The English kings did not forget the hospital. In 1223 we find that King Henry III. gave an old oak from Windsor Forest as fuel for the infirm in the Hospital of St. Bartholomew, the generous grant to be renewed every year. In 1244 (Henry III.) a disgraceful religious brawl occurred at the very gate of the West Smithfield Priory. Boniface, the Provençal Archbishop of Canterbury, came to visit Rayer's friars, and was received with solemn procession. The bishop was rather angry at the state, and told the canons that he passed not for honour, but to visit them as part of the duties of his office. The canons, irritated at his pride, replied that having a learned bishop of their own, they desired no other visitation. The archbishop, furious at this, smote the sub-prior on the face, crying, "Indeed! indeed! doth it become you English traitors so to answer me?" Then, bursting with oaths, this worthy ecclesiastic fell on the unfortunate sub-prior, tore his rich cope to shreds, trampled them under foot, and then thrust the wearer back with such force against a chancel pillar as nearly to kill him. The canons, alarmed at this furious onslaught, pulled the archbishop on his back, and in so doing discovered that he was armed. The archbishop's Provençal attendants, seeing their master down, fell in their turn on the Smithfield canons, beat them, rent their frocks, and trod them under foot. The canons then ran, covered with blood and mire, to the king, at Westminster, but he refused to interfere. The citizens, by this time roused, would have rung the common bell, and torn the foreign archbishop to pieces, had he not fled over the water to Lambeth. They called him a ruffian and a cruel brute, and said he was greedy for money, unlearned and strange, and, moreover, had a wife.

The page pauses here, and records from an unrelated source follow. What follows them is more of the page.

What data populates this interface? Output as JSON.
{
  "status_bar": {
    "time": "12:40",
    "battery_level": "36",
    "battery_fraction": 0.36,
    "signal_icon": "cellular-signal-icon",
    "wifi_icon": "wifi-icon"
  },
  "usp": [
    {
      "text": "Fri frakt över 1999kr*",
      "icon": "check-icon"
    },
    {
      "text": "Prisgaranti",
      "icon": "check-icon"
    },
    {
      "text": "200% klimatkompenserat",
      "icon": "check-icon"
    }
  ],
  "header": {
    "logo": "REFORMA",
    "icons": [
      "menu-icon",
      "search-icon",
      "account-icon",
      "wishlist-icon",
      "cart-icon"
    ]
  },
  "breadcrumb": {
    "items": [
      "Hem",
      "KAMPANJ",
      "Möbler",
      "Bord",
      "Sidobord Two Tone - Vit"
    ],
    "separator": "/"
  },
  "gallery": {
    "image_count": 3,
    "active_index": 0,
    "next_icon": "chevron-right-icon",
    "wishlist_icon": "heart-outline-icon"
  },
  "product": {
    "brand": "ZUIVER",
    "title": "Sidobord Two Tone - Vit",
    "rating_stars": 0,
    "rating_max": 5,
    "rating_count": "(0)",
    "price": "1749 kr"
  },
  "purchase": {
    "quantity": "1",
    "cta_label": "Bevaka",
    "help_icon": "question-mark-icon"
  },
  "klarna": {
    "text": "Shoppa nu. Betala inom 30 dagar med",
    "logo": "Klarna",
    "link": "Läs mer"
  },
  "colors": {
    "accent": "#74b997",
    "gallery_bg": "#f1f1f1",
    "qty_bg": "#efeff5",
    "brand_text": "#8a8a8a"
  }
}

The early miracle plays seem to have been often performed at Smithfield. In 1390 the London parish clerks played interludes in the fields at Skinner's Well, for three consecutive days to Richard II., his queen, and court. In 1409 (Henry IV.) the parish clerks played Matter from the Creation of the World for eight consecutive days; after which followed jousts. In those early times delegates of the merchant tailors, with their silver measure, attended Bartholomew Fair, to try the measures of the drapers and clothiers.
From the earliest times of which there is record, says Mr. Morley, whose wide nets few odd facts escape, the Court of Pie-poudre, which has jurisdiction over offences committed in the fair, was held within the priory gates, the prior being lord of the fair. It was held, indeed, to the last, close by, in Cloth Fair. After 1445 the City claimed to be joint lord of the fair with the prior, and four aldermen were always appointed as keepers of the fair and of the Court of Pie-poudre.